Photo (CC) by MShades

It's not a secret that one of my favorite Silverlight 4 features is the webcam support and I already played endless hours with it. There are many blog posts out there demonstrating how to use the webcam and how to take a screenshot with the CaptureImageAsync method. Only a few cover the VideoSink.

This blog post will show how to use the webcam, the CaptureImageAsync method and also how to implement and use the VideoSink. But most important I'll cover what the differences between the CaptureImageAsync and VideoSink are and when to use which.

Silverlight Webcam 101

The Silverlight 4 webcam API is pretty easy to use and just a few lines of code are needed to show a webcam video stream on screen.
Silverlight's CaptureSource class provides the webcam stream that is used as the source of a VideoBrush, which in turn fills a Rectangle with the video feed from the webcam. It's also possible to use any other Shape with a Fill property.
The CaptureDeviceConfiguration class can be used to retrieve a list of all installed video and audio devices on the system. Most of the time it's sufficient to use the GetDefaultVideoCaptureDevice to get the default device. The user can specify the default video and audio devices with the Silverlight configuration; he or she only has to press the right mouse button over the Silverlight application, click "Silverlight" in the context menu and select the "Webcam / Mic" tab to set them.

Silverlight Webcam / Mic configuration dialog.

The following C# code initializes the webcam (captureSource) in the Loaded event of the page and fills a rectangle (Viewport) with a VideoBrush:

// Member variable (webcam reference)
CaptureSource captureSource;

private void UserControl_Loaded(object sender, RoutedEventArgs e)
{
   // Initialize the webcam
   captureSource = new CaptureSource();
   captureSource.VideoCaptureDevice = CaptureDeviceConfiguration.GetDefaultVideoCaptureDevice();

   // Fill the Viewport Rectangle with the VideoBrush
   var vidBrush = new VideoBrush();
   vidBrush.SetSource(captureSource);
   Viewport.Fill = vidBrush;
}

Now that the webcam is initialized, the streaming can be started.
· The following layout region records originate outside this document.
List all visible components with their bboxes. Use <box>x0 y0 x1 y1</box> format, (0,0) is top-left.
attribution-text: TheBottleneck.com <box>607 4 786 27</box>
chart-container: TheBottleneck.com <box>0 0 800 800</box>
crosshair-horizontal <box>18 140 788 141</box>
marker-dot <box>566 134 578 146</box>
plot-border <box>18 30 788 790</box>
This is done in an event handler of a Button because RequestDeviceAccess has to be called from an user initiated event. Otherwise it would be possible to start the webcam without the user's permission. Of course nobody wants to experience something like what happened to the students with their MacBooks provided by their high school.

Here's the C# code:

private void StartButton_Click(object sender, RoutedEventArgs e)
{
   // Request webcam access and start the capturing
   if (CaptureDeviceConfiguration.RequestDeviceAccess())
   {
      captureSource.Start();
   }
}

This will open a webcam permission dialog asking the user for the device access. This setting is consent and Silverlight can remember if the user has previously allowed that certain application.

Webcam permission dialog

Capturing The Webcam
There are two different approaches to capture the webcam in Silverlight. The CaptureSource's CaptureImageAsync method and CaptureImageCompleted event provide a snapshot on demand and can be considered as a pull-based technology. A custom VideoSink implementation on the other hand constantly gets the raw stream from the webcam and can be considered as a push-based approach.
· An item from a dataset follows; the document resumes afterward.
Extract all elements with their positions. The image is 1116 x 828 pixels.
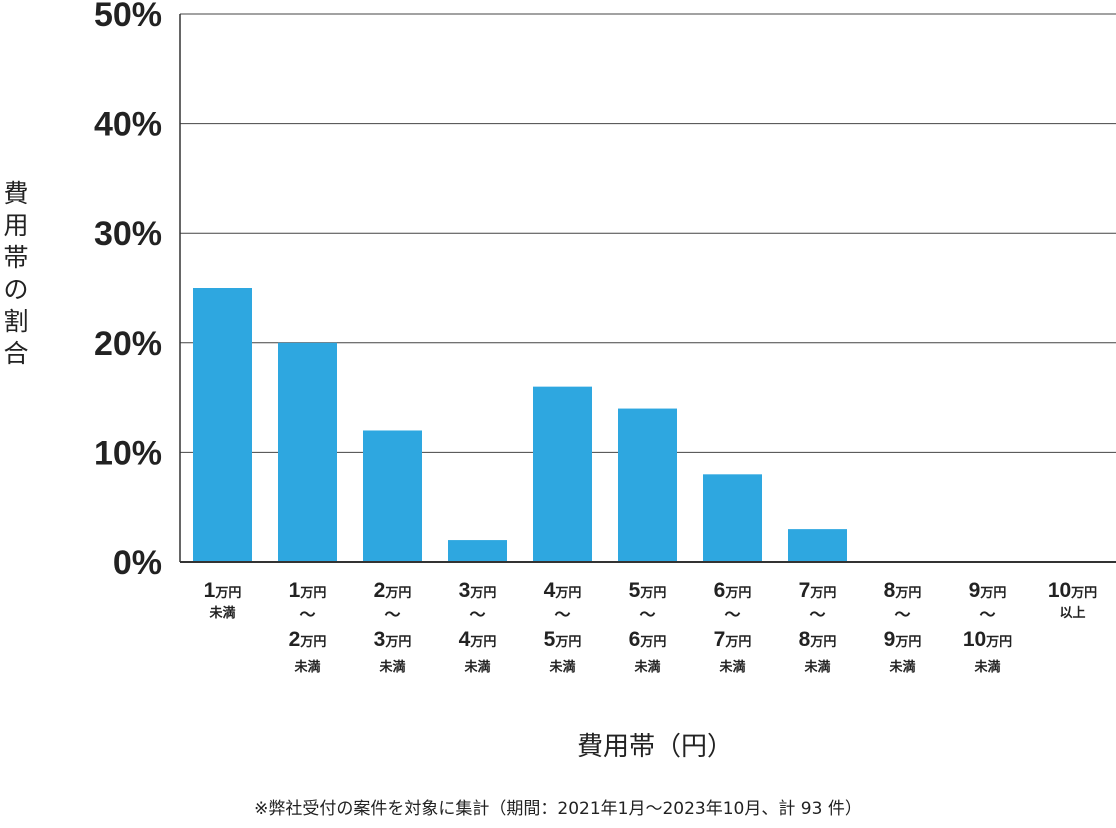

Pull: CaptureImageAsync Webcam Capture
When the CaptureSource's CaptureImageAsync method is called an asynchronous capturing task is started. After the snapshot is completed, the CaptureImageCompleted event is fired. The event provides a WriteableBitmap as EventArgs.
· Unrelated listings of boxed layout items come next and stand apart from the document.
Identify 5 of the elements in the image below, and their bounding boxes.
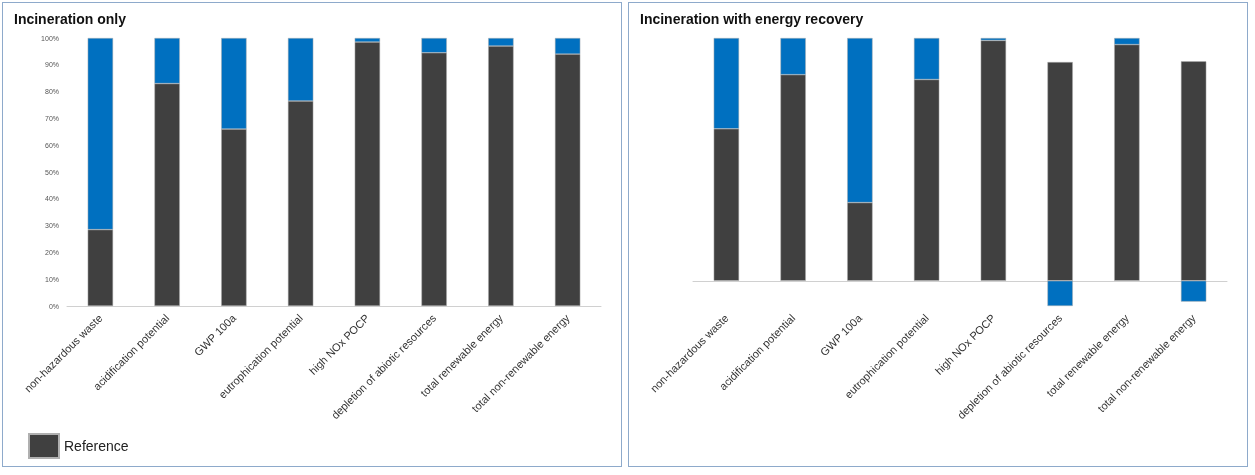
bar [354,42,381,306]
legend-label: Reference [64,438,129,454]
chart-title: Incineration only [14,11,127,27]
chart-title: Incineration with energy recovery [640,11,864,27]
bar [980,40,1007,281]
The following C# code should be added after the captureSource initialization code above:

// Wiring the CaptureImageCompleted event handler
captureSource.CaptureImageCompleted += (s, e) =>
{
   // Do something with the camera snapshot
   // e.Result is a WriteableBitmap
   Process(e.Result);
};

Another button is used to start the asynchronous capturing:

private void SnapshotButton_Click(object sender, RoutedEventArgs e)
{
   // CaptureImageAsync fires the CaptureImageCompleted event
   captureSource.ImageCaptureAsync();
}

Push: VideoSink Webcam Capture
The other capturing approach constantly pushes every frame from the webcam into a VideoSink. The abstract VideoSink class has four methods that have to be implemented in an own subclass in order to use it.

The basic set-up of a custom VideoSink looks like this:

// MyVideoSink is derived from Silverlight's VideoSink
public class MyVideoSink : VideoSink
{
   VideoFormat vidFormat;
   
   // Could be used to initialize a container for the webcam stream data
   protected override void OnCaptureStarted() { }
   
   // Could be used to dispose a container for the webcam stream data
   // or to write a header of a video file format
   protected override void OnCaptureStopped() { }

   // Is called when the VideoFormat was changed
   protected override void OnFormatChange(VideoFormat videoFormat)
   {
      this.vidFormat = videoFormat;
   }

   // Is called every time the webcam provides a complete frame (Push)
   protected override void OnSample(long sampleTime, long frameDuration, 
                                    byte[] sampleData)
   {
      // Process the webcam snapshot 
      // sampleData contains the raw byte stream
      // according to the videoFormat from OnFormatChange
      Process(sampleData, this.vidFormat);
   }
}

The following C# code initializes MyVideoSink with the webcam. It should be added after the captureSource initialization code above:

// Wire the VideoSink and the webcam together
var sink = new MyVideoSink { CaptureSource = captureSource };

The VideoSink's OnCaptureStarted and OnFormatChange are raised after the captureSource.Start() method was called. The OnSample method is constantly called as long as the webcam is activated. The actual interval OnSample will be called is defined in VideoFormat.FramesPerSecond which is provided through the OnFormatChange method. The OnCaptureStopped is raised after the captureSource.Stop() method was called.

Push vs. Pull
Obviously the two approaches have different characteristics.

Pull: CaptureImageAsync

Simple to use
Provides a WriteableBitmap
CaptureImageCompleted is raised on the UI thread (no Dispatcher.BeginInvoke necessary)
Only one PixelFormat (ARGB32)
System resources aren't constantly used
Pull: Samples on demand

Push: Custom VideoSink

Direct usage of the raw byte stream
Less overhead
OnSample is called on a background thread
Automatically called for every frame
Might support more than one PixelFormat in the future
More information like frame number and duration (accurate sample times)
Slightly faster than CaptureImageAsync if every frame is needed
Push: Constant sampling

Please note that the CaptureImageAsync method can also be called periodically. Thereby it's possible to get a snapshot in a defined interval which might be faster than using a VideoSink that fires every 30 or even 60 frames per second (fps).

The following C# code calls CaptureImageAsync every 100 milliseconds, which means every 10 fps a snapshot is taken:

var dispatcherTimer = new DispatcherTimer();
dispatcherTimer.Interval = new TimeSpan(0, 0, 0, 0, 100); // 10 fps
dispatcherTimer.Tick += (s, e) =>
{
   // Process camera snapshot if started
   if (captureSource.State == CaptureState.Started)
   {
      // CaptureImageAsync fires the CaptureImageCompleted event
      captureSource.CaptureImageAsync();
   }
};
// Start the timer
dispatcherTimer.Start();

Conclusion
Both approaches are helpful for different scenarios. The pull-based CaptureImageAsync method is useful for taking single snapshots, whereas a push-based custom VideoSink can be used for capturing complete sequences and encoding the webcam stream.